To rescue a fine lady
Having lived in Malta for the last couple of years, I might have become affected by some sort of romantic knighthood when I suddenly felt a call for saving a lady? The Dame in question is a Hallberg-Rassy 46 from 1997. I do believe she has been loved by her owners – hence her name: Laska means “Love” in Czech. When we saw her last week-end, the owners also proclaimed: “Laska is a happy boat!”
We could tell Laska wasn’t very happy in her current situation, however. Not that she had been mistreated, but she remained unseen and neglected where she had been standing on the hard for the last two years on the Italian shore-side by Bocca di Magra, wistful dreaming about being launched in order to feel the freedom of sailing towards the horizon.
I’m sure Laska had felt that her owners had not taken much notice of her lately, while she herself still felt so young and had so much more to give – especially love. I’m sure she was thinking this way!
I know that I can’t save every neglected boat in the world, but this one was different. Laska was still so sound in her structure and, for instance, totally dry. Under the floorboards I could still see the wooden sawdust that originated from the days when Hallberg-Rassy built Laska in Sweden twelve years earlier indicating no water had been there.
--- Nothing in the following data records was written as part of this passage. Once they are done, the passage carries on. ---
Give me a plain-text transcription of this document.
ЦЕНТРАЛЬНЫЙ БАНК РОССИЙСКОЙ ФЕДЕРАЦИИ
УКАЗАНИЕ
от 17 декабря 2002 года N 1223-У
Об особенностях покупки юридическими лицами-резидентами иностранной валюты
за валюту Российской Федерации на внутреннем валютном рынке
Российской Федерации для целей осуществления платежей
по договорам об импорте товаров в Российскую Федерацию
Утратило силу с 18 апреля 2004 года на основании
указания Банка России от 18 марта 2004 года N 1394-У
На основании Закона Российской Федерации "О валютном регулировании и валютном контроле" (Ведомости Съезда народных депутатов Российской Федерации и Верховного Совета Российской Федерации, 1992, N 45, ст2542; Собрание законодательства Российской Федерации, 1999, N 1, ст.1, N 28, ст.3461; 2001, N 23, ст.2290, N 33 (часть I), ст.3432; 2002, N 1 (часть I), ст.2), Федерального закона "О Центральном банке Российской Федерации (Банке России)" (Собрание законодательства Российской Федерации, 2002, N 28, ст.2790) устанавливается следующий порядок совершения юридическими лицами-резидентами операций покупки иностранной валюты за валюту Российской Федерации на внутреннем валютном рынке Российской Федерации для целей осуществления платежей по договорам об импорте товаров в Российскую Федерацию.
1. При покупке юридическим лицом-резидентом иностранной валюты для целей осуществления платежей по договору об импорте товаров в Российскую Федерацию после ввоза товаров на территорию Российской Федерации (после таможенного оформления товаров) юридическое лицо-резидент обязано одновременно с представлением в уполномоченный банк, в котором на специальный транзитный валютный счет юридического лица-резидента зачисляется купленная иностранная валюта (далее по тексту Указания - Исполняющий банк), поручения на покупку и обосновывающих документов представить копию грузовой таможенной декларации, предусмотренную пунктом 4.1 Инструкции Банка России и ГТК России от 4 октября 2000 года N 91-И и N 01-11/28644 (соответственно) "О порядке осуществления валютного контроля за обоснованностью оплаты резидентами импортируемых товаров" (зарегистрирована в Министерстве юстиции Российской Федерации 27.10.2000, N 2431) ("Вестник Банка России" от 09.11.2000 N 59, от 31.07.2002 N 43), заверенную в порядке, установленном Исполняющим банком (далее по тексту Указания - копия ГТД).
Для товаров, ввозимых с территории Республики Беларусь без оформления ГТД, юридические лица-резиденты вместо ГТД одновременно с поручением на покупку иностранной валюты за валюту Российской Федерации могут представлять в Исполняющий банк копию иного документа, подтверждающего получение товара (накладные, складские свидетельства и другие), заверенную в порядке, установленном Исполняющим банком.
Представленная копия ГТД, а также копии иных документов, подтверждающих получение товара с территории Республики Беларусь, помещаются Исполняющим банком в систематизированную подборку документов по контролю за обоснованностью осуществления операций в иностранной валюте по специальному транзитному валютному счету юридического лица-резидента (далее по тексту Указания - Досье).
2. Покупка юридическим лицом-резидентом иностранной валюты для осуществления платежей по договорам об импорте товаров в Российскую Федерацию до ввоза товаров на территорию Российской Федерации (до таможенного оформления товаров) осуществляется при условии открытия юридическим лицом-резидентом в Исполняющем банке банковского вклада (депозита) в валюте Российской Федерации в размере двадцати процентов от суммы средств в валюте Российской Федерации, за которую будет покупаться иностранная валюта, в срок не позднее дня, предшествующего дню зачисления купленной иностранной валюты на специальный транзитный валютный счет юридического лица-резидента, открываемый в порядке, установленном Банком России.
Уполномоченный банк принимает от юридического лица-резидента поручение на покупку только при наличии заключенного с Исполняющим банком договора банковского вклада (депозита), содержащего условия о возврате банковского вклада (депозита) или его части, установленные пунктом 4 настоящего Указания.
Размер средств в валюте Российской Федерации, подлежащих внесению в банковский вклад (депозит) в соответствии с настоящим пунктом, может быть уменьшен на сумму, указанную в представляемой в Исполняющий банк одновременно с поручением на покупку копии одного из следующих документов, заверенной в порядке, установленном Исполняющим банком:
We could not find any scratches on the hull, while she really needed a profound polishing of her sides. There was a worrying stream of rust coming out between the lead keel and the hull, but experts I have been speaking with say it originates from a void between the two materials and could easily be fixed. I hope they are right!
Laska has not sailed too extensively: Her first owner did hardly sail her at all until she was sold in 2004. The current owners sailed her in the Mediterranean and to the Caribbean via Brazil and back in 2006-08. The last two years she has remained untouched ashore. In the cupboards we found an open mustard jar, a half drunken bottle of wine and in the bilges, there were bottles of Coca Cola that were to be consumed before November 2010.
All cushions were covered and since the last owner is an engineer, he has looked after the essentials from a technical standpoint. The main engine, for instance, had undergone a major overhaul in 2006 where everything that was possible to be exchanged was replaced, while the original parts are now found onboard as spare parts. The total engine hours are no more than 2,500. When I took apart the winches they were nicely greased and I could not see any major rust or oxidation on deck.
That said, this would become a major project for us in order to get her into an “as-new” state as possible and in a way we feel a boat should look like (Please compare photos of Regina, interior and exterior).
Jessica looked at our old photos of Regina, our beloved HR40 and what the children consider as their real home. With Regina, it would be a simple issue to let go the mooring lines and to sail off into the sunset. No preparations are needed. Regina is always ready to go and as beautiful as she has ever been. She is readily equipped, everything is in order and exactly stowed the way we want it. So why change? Why not being satisfied with what one has? Why making it so complicated starting all over again from scratch?